How do you find the derivative of f(x)=sin2x/cos2x
easy way:
sin2x/cos2x = tan2x
so the derivative is just
2sec^2(2x)
hard way, using the quotient rule:
[2cos(2x)cos(2x) - sin(2x)(-2sin(2x))]/cos^2(2x)
2(cos^2(2x)+sin^2(2x))/cos^2(2x)
2/cos^2(2x)
2sec^2(2x)
To find the derivative of the function f(x) = sin(2x) / cos(2x), we can use the quotient rule.
The quotient rule states that if we have a function in the form of f(x) = g(x) / h(x), where g(x) and h(x) are differentiable functions, then the derivative of f(x) is given by:
f'(x) = (g'(x) * h(x) - g(x) * h'(x)) / (h(x))^2
In our case, g(x) = sin(2x) and h(x) = cos(2x).
Now, let's find the derivatives of g(x) and h(x):
g'(x) = d/dx(sin(2x)) = 2cos(2x) (using the chain rule)
h'(x) = d/dx(cos(2x)) = -2sin(2x) (using the chain rule)
Now, we can substitute these values into the quotient rule formula:
f'(x) = (2cos(2x) * cos(2x) - sin(2x) * (-2sin(2x))) / (cos(2x))^2
Simplifying this expression, we get:
f'(x) = (2cos^2(2x) + 2sin^2(2x)) / cos^2(2x)
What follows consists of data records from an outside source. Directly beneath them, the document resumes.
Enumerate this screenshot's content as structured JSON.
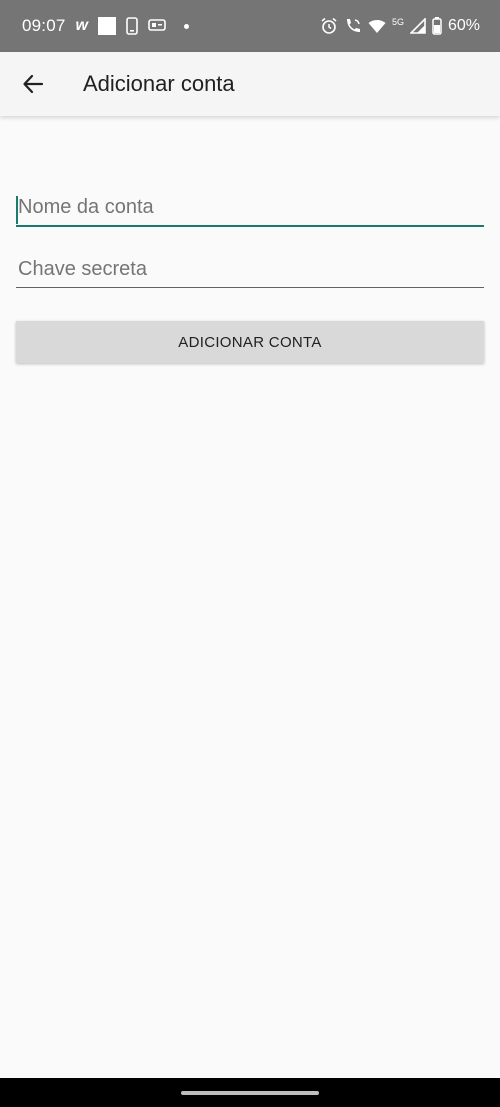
{
  "status_bar": {
    "time": "09:07",
    "app_letter": "w",
    "battery": "60%",
    "network_label": "5G",
    "icons": [
      "square-notification-icon",
      "phone-icon",
      "message-icon",
      "alarm-icon",
      "wifi-call-icon",
      "wifi-icon",
      "signal-icon",
      "battery-icon"
    ]
  },
  "app_bar": {
    "title": "Adicionar conta",
    "back_icon": "arrow-back-icon"
  },
  "form": {
    "account_name_placeholder": "Nome da conta",
    "account_name_value": "",
    "secret_key_placeholder": "Chave secreta",
    "secret_key_value": "",
    "submit_label": "ADICIONAR CONTA"
  },
  "colors": {
    "accent": "#1a7a6e",
    "status_bar": "#757575",
    "button_bg": "#d8d9d8",
    "background": "#fafafa"
  }
}
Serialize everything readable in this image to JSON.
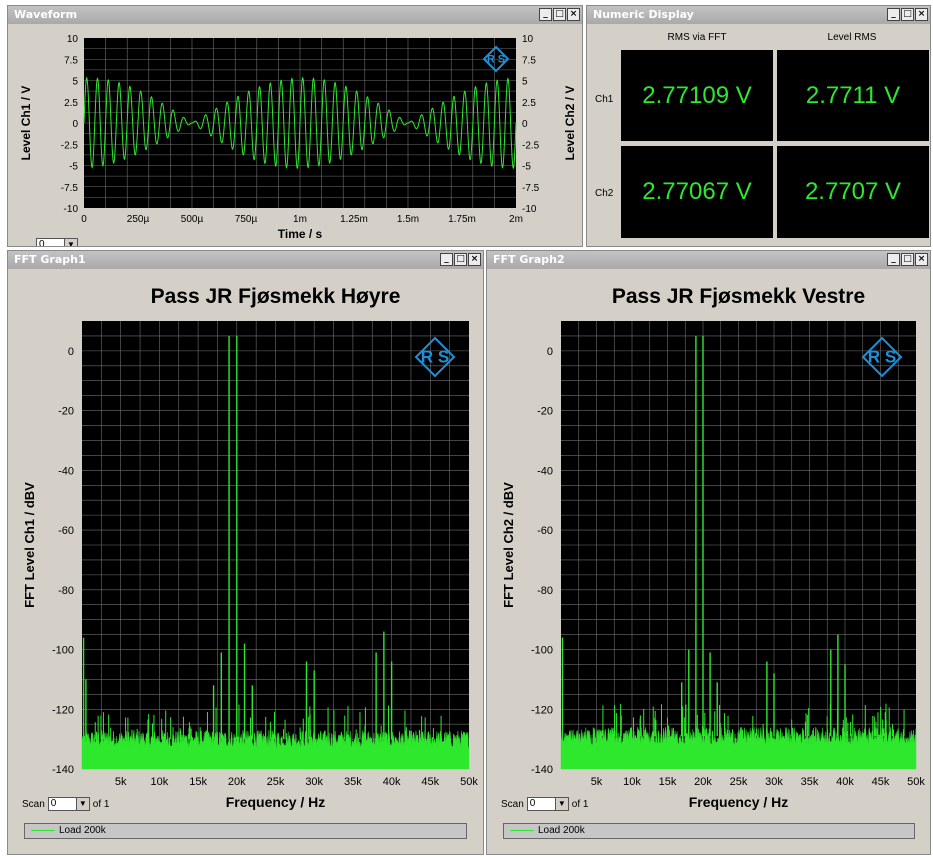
{
  "waveform": {
    "title": "Waveform",
    "ylabel_left": "Level Ch1 / V",
    "ylabel_right": "Level Ch2 / V",
    "xlabel": "Time / s",
    "yticks": [
      "10",
      "7.5",
      "5",
      "2.5",
      "0",
      "-2.5",
      "-5",
      "-7.5",
      "-10"
    ],
    "xticks": [
      "0",
      "250µ",
      "500µ",
      "750µ",
      "1m",
      "1.25m",
      "1.5m",
      "1.75m",
      "2m"
    ],
    "scan_value": "0"
  },
  "numeric": {
    "title": "Numeric Display",
    "col1": "RMS via FFT",
    "col2": "Level RMS",
    "row1": "Ch1",
    "row2": "Ch2",
    "ch1_fft": "2.77109 V",
    "ch1_rms": "2.7711 V",
    "ch2_fft": "2.77067 V",
    "ch2_rms": "2.7707 V"
  },
  "fft1": {
    "window_title": "FFT Graph1",
    "title": "Pass JR Fjøsmekk Høyre",
    "ylabel": "FFT Level Ch1 / dBV",
    "xlabel": "Frequency / Hz",
    "scan_label": "Scan",
    "scan_value": "0",
    "of_label": "of 1",
    "legend": "Load 200k"
  },
  "fft2": {
    "window_title": "FFT Graph2",
    "title": "Pass JR Fjøsmekk Vestre",
    "ylabel": "FFT Level Ch2 / dBV",
    "xlabel": "Frequency / Hz",
    "scan_label": "Scan",
    "scan_value": "0",
    "of_label": "of 1",
    "legend": "Load 200k"
  },
  "fft_axes": {
    "yticks": [
      "0",
      "-20",
      "-40",
      "-60",
      "-80",
      "-100",
      "-120",
      "-140"
    ],
    "xticks": [
      "5k",
      "10k",
      "15k",
      "20k",
      "25k",
      "30k",
      "35k",
      "40k",
      "45k",
      "50k"
    ]
  },
  "colors": {
    "trace": "#2ee82e",
    "plot_bg": "#000000",
    "grid": "#6e6e6e",
    "logo": "#1f8fd6",
    "window_bg": "#d4d0c8"
  },
  "chart_data": [
    {
      "type": "line",
      "xlabel": "Time / s",
      "ylabel": "Level Ch1 / V",
      "ylabel_right": "Level Ch2 / V",
      "xlim": [
        0,
        0.002
      ],
      "ylim": [
        -10,
        10
      ],
      "grid": true,
      "description": "beating 20 kHz sine with envelope peaks ~5.5 V at 0, 1m, 2m and nulls near 500µ and 1.5m"
    },
    {
      "type": "line",
      "title": "Pass JR Fjøsmekk Høyre",
      "xlabel": "Frequency / Hz",
      "ylabel": "FFT Level Ch1 / dBV",
      "xlim": [
        0,
        50000
      ],
      "ylim": [
        -140,
        10
      ],
      "grid": true,
      "noise_floor_dBV": -130,
      "series": [
        {
          "name": "Load 200k",
          "peaks": [
            {
              "x": 19000,
              "y": 5
            },
            {
              "x": 20000,
              "y": 5
            },
            {
              "x": 18000,
              "y": -101
            },
            {
              "x": 21000,
              "y": -98
            },
            {
              "x": 22000,
              "y": -112
            },
            {
              "x": 17000,
              "y": -112
            },
            {
              "x": 29000,
              "y": -104
            },
            {
              "x": 30000,
              "y": -107
            },
            {
              "x": 38000,
              "y": -101
            },
            {
              "x": 39000,
              "y": -94
            },
            {
              "x": 40000,
              "y": -104
            },
            {
              "x": 200,
              "y": -96
            },
            {
              "x": 500,
              "y": -110
            }
          ]
        }
      ]
    },
    {
      "type": "line",
      "title": "Pass JR Fjøsmekk Vestre",
      "xlabel": "Frequency / Hz",
      "ylabel": "FFT Level Ch2 / dBV",
      "xlim": [
        0,
        50000
      ],
      "ylim": [
        -140,
        10
      ],
      "grid": true,
      "noise_floor_dBV": -129,
      "series": [
        {
          "name": "Load 200k",
          "peaks": [
            {
              "x": 19000,
              "y": 5
            },
            {
              "x": 20000,
              "y": 5
            },
            {
              "x": 18000,
              "y": -100
            },
            {
              "x": 21000,
              "y": -101
            },
            {
              "x": 22000,
              "y": -111
            },
            {
              "x": 17000,
              "y": -111
            },
            {
              "x": 29000,
              "y": -104
            },
            {
              "x": 30000,
              "y": -108
            },
            {
              "x": 38000,
              "y": -100
            },
            {
              "x": 39000,
              "y": -95
            },
            {
              "x": 40000,
              "y": -105
            },
            {
              "x": 200,
              "y": -96
            }
          ]
        }
      ]
    }
  ]
}
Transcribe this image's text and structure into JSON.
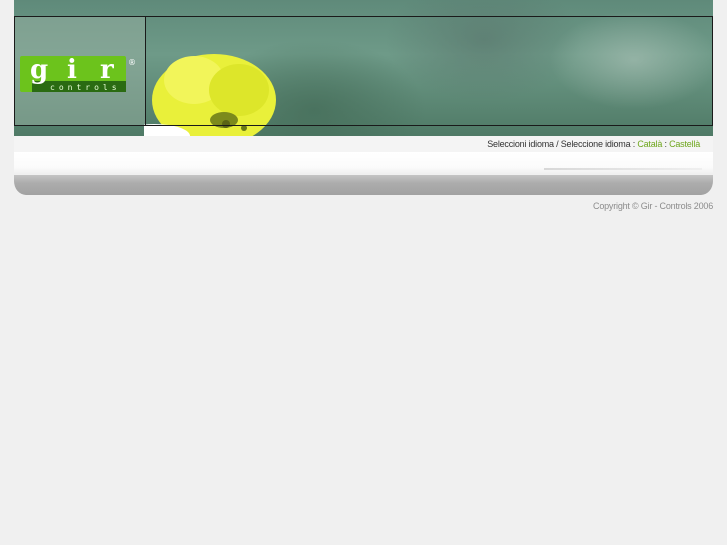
{
  "logo": {
    "letters": [
      "g",
      "i",
      "r"
    ],
    "subtitle": "controls",
    "registered": "®"
  },
  "language_bar": {
    "prompt": "Seleccioni idioma / Seleccione idioma :",
    "catalan": "Català",
    "separator": ":",
    "castilian": "Castellà"
  },
  "footer": {
    "copyright": "Copyright © Gir - Controls 2006"
  },
  "colors": {
    "accent_green": "#6fa71e",
    "logo_green": "#6cc31c",
    "band_gray": "#a8a8a8"
  }
}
Using the trigonometric identity cos^2(x) + sin^2(x) = 1, we can simplify further:
f'(x) = (2(1)) / cos^2(2x)
Finally, simplifying the expression, we get:
f'(x) = 2 / cos^2(2x)
Therefore, the derivative of f(x) = sin(2x) / cos(2x) is f'(x) = 2 / cos^2(2x).